The other priority is experience optimisation, and McCash has the goal of pushing into new levels of experiential dining this year.

“Say you watched a chef on TV or saw something they created. The ability for us to have that and distribute that is quite interesting for shows, publications, chefs and international players who are looking for accessibility. There is a lot in that from a media, creative and publisher space to grow into,” he says.

“We’re also collaborating with others with best-in-class offering in this space. At Christmas, we launched a co-branding partnership with Cultiver, which provides napery, crockery and tableware.
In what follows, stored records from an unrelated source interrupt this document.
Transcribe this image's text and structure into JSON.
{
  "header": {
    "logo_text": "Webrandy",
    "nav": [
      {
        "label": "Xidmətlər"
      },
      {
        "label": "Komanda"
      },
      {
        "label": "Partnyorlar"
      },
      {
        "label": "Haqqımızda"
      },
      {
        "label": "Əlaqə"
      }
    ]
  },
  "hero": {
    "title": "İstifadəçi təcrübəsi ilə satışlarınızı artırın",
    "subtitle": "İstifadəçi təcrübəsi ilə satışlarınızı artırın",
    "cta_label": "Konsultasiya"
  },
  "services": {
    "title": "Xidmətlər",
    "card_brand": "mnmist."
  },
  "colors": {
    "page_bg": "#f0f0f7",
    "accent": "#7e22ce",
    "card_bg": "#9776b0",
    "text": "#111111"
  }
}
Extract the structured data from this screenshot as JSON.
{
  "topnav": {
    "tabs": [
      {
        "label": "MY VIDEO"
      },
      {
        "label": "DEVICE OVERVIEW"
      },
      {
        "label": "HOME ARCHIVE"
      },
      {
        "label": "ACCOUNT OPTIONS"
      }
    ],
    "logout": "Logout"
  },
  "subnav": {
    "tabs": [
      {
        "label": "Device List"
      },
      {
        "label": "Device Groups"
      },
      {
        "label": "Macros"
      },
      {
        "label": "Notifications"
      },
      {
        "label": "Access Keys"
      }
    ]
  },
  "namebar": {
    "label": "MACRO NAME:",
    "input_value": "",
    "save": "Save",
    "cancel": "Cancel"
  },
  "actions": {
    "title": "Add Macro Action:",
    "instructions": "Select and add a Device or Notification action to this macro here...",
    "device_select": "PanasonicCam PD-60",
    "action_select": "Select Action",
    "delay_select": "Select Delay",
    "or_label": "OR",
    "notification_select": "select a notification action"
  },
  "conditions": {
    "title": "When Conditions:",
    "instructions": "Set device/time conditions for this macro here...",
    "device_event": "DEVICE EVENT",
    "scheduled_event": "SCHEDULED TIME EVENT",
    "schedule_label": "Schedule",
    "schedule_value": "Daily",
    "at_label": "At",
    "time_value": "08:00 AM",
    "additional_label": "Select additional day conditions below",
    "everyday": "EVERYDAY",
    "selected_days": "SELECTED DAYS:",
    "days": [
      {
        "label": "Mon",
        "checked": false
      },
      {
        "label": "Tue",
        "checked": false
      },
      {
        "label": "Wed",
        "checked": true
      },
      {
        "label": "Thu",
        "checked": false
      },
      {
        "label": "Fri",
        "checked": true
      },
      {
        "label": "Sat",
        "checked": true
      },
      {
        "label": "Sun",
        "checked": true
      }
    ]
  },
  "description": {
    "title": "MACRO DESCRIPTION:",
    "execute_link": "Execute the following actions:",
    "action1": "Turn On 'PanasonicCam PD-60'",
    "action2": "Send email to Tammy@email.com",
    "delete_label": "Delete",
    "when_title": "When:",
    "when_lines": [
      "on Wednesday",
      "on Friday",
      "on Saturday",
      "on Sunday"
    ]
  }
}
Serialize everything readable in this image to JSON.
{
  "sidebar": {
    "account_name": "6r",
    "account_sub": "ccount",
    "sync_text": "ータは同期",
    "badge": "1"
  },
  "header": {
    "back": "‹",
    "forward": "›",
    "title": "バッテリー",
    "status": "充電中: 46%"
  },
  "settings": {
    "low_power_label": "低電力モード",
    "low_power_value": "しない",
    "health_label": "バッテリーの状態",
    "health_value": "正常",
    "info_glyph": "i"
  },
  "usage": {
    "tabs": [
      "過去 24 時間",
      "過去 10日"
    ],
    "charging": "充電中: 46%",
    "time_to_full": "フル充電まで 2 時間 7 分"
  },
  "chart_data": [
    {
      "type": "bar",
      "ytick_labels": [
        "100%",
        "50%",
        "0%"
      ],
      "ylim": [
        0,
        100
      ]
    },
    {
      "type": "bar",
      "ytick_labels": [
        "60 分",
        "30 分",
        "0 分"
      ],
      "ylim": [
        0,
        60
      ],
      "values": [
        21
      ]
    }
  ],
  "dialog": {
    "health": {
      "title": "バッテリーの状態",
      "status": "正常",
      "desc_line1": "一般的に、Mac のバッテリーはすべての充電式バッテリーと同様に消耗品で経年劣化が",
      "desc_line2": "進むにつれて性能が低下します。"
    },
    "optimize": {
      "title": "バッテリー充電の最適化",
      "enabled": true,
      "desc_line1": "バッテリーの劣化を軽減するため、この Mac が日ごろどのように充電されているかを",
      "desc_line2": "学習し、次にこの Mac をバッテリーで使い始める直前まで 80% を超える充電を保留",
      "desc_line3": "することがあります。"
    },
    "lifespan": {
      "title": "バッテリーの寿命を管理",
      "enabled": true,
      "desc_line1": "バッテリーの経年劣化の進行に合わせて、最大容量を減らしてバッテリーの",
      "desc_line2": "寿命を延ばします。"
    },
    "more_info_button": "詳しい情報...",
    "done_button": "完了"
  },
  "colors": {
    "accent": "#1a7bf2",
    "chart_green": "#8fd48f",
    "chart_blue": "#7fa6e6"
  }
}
These are important factors in the experiences, as are alcohol and music. It’s all adding to creating that ambience at home.”  

And while McCash admits the economic downturn and fears of recession would have seen many marketers, including himself, reforecast, he believes Providoor sits in a category that will retain relevance.

“While people are going out less, it doesn’t change the fact they love exceptional food, or what humans and friends around them. We bring that to them,” he adds. “We have built a niche where I’d go to 3-4 restaurants a month, but I’m happy to sacrifice that now, spend more per head and have an exceptional experience at home. Nothing is recession-proof, but the impact I expect would be less than in other categories and sectors.”